La Ligue des oulémas, prêcheurs et imams des pays du Sahel, ou LOPIS, créée à Alger en janvier 2013, a publié, il y a quelques semaines, son « Guide scientifique et pratique de prévention de l’extrémisme et du radicalisme ». Il s’agit d’une somme de travail qui a duré près de deux ans. Il a été élaboré par des imams, des experts et des personnalités religieuses de plusieurs pays de la région sahélienne, en collaboration étroite avec l’Unité de fusion et de liaison (UFL), basée à Alger, qui réunit les services de renseignements de l’Algérie, de la Mauritanie, du Niger, du Burkina Faso, de la Libye, du Mali, du Tchad et du Nigeria. « C’est une première étape d’un plan de travail pratique. Ce guide sera développé par un travail de terrain. L’Algérie en a l’expérience. Elle était un théâtre de violence et de terrorisme et a réussi à le combattre. Plusieurs pays sollicitent aujourd’hui son aide en la matière », avait déclaré le ministre algérien des Affaires religieuses et des Wakfs, Youcef Belmehdi, lors de la présentation publique de ce guide à Alger en octobre dernier. Celui-ci avait également précisé que le document sera traduit en plusieurs langues et diffusé sur les sites électroniques et en audiovisuel, et ce, lors des émissions télévisées et même sur des chaînes YouTube.
« Une guerre de mots, de
concepts »
Ce guide se veut un manuel aussi bien pour les imams que pour les
enseignants des sciences islamiques dans les pays de la région.
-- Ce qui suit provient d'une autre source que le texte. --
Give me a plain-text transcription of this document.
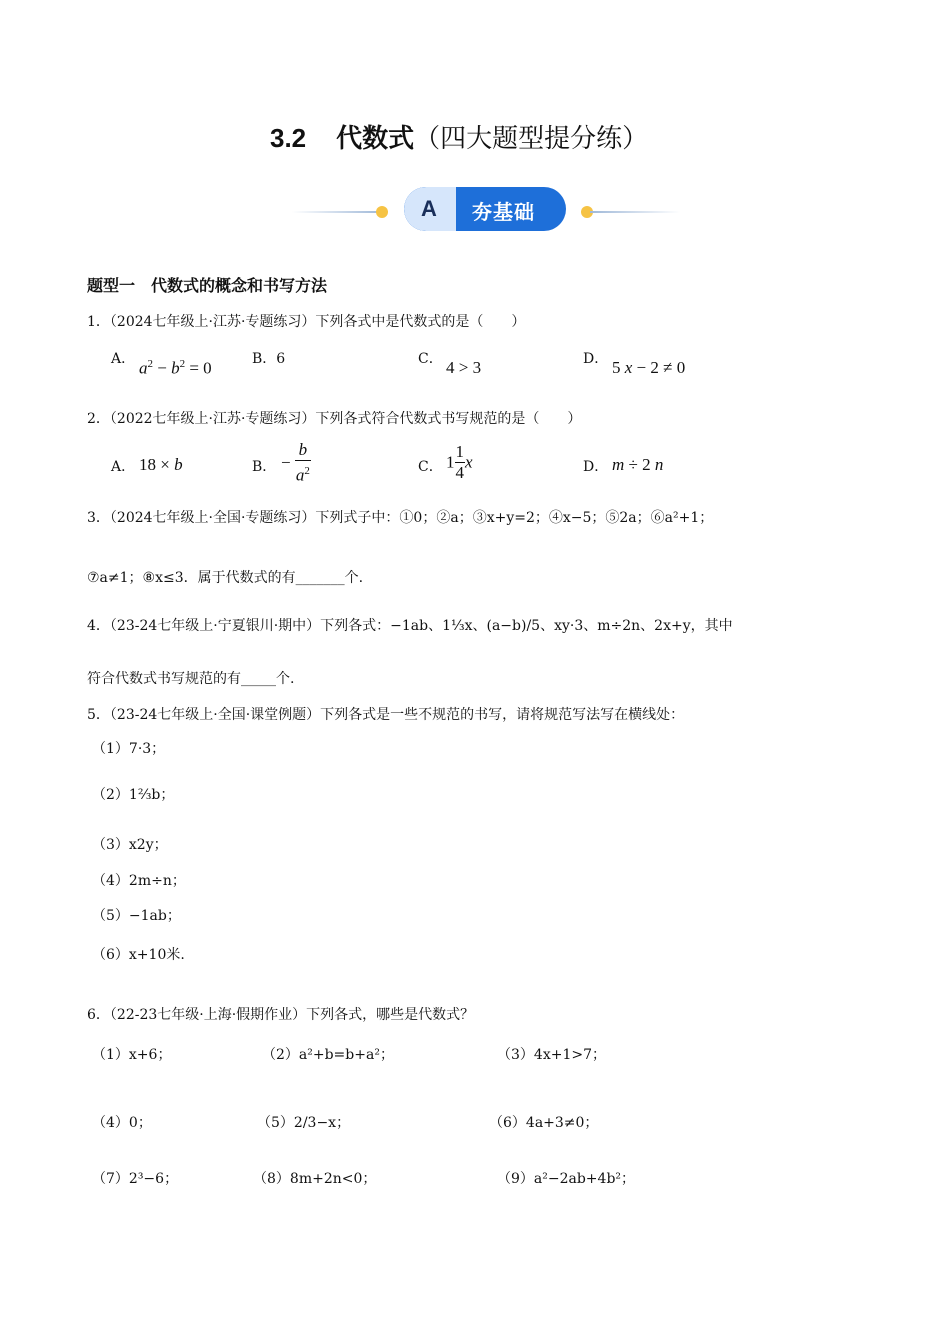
3.2 代数式（四大题型提分练）
A 夯基础
题型一　代数式的概念和书写方法
1．（2024七年级上·江苏·专题练习）下列各式中是代数式的是（　　）
A． $a^2 - b^2 = 0$	B．6	C． 4 > 3	D． 5 x − 2 ≠ 0
2．（2022七年级上·江苏·专题练习）下列各式符合代数式书写规范的是（　　）
A． 18 × b	B． − $\frac{b}{a^2}$	C． $1 \frac{1}{4}$ x	D． m ÷ 2 n
3．（2024七年级上·全国·专题练习）下列式子中：①0；②a；③x+y=2；④x−5；⑤2a；⑥a²+1；
⑦a≠1；⑧x≤3．属于代数式的有_______个.
4．（23-24七年级上·宁夏银川·期中）下列各式：−1ab、1⅓x、(a−b)/5、xy·3、m÷2n、2x+y，其中
符合代数式书写规范的有_____个.
5．（23-24七年级上·全国·课堂例题）下列各式是一些不规范的书写，请将规范写法写在横线处：
（1）7·3；
（2）1⅔b；
（3）x2y；
（4）2m÷n；
（5）−1ab；
（6）x+10米.
6．（22-23七年级·上海·假期作业）下列各式，哪些是代数式？
（1）x+6；	（2）a²+b=b+a²；	（3）4x+1>7；
（4）0；	（5）2/3−x；	（6）4a+3≠0；
（7）2³−6；	（8）8m+2n<0；	（9）a²−2ab+4b²；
L’idée est,
d’ailleurs, de l’introduire dans les programmes éducatifs officiels des pays de
la région, mais aussi dans les écoles coraniques et les zaouïas (confréries
religieuses), selon les vœux de Lakhmissi Bezzaz, secrétaire général de la
Ligue.
Le guide en soi, un livret d’une centaine de pages, se décompose en trois
principales parties : la première expose les concepts et la
terminologie, la seconde se rapporte à l’éthique et la morale dans
l’islam, et la dernière s’attelle à la correction des concepts et à
la réponse aux fausses polémiques. « La guerre contre les extrémistes
et les terroristes qui bafouent notre foi est d’abord une guerre de mots, de
concepts », explique un des cadres qui ont participé à l’élaboration de ce
manuel. « Si je libère les concepts de l’emprise des extrémistes et que
j’explique ce que veulent vraiment dire la religiosité, la citoyenneté, les fatwas, etc.,
les adeptes de la violence au nom de notre religion se retrouveront privés de
leurs éléments de langage », dit-il. Pour cet imam algérois,
« les extrémistes ont détourné le sens des mots, des principes de la
religion, pour tromper leur auditoire, notamment sur Internet. Il nous faut
revenir aux véritables sens des mots afin d’assécher ce terreau de la déviation
et du crime. »
Déminer le champ lexical
L’ambition de ce guide n’est pas d’affronter directement le discours
djihadiste des mouvances les plus radicales, mais plutôt de recadrer le langage
et les concepts autour de la religion et autour de la relation de la religion
avec son environnement social, politique et intellectuel. Parmi les concepts
étudiés dans ce manuel, nous trouvons des notions aussi diverses que le djihad,
la différence, la nation, l’extrémisme ou bien l’apostasie. La méthode est de
donner d’abord le sens dans la langue arabe, avec ses nuances, avant de
décortiquer le concept selon la tradition islamique (textes sacrés du Coran ou
de la parole du prophète Mohamed) et enfin d’exposer sa contextualisation dans
la société.
Le premier chapitre sur la terminologie est donc une sorte de socle
épistémologique pour lancer les bases d’une approche non toxique des concepts
liés à la religion islamique et « recréer un discours sain émanant des
fondements de la religion et non des dérives de l’extrémisme » pour
reprendre l’expression de l’un des experts. Ce champ reste extrêmement
miné : les nuances entre extrémisme et religiosité, entre tolérance de la
différence et lutte contre les « déviances », par exemple, exigent
des efforts intellectuels pertinents. « Ce manuel peut aider à mieux
concevoir les nuances et contrecarrer le discours de haine qui amalgame tout
afin de fausser la vision et instaurer un climat de guerre des idées qui n’a
pas lieu d’être », commente un imam.
La seconde partie du guide s’arrête sur l’éthique et la morale en islam.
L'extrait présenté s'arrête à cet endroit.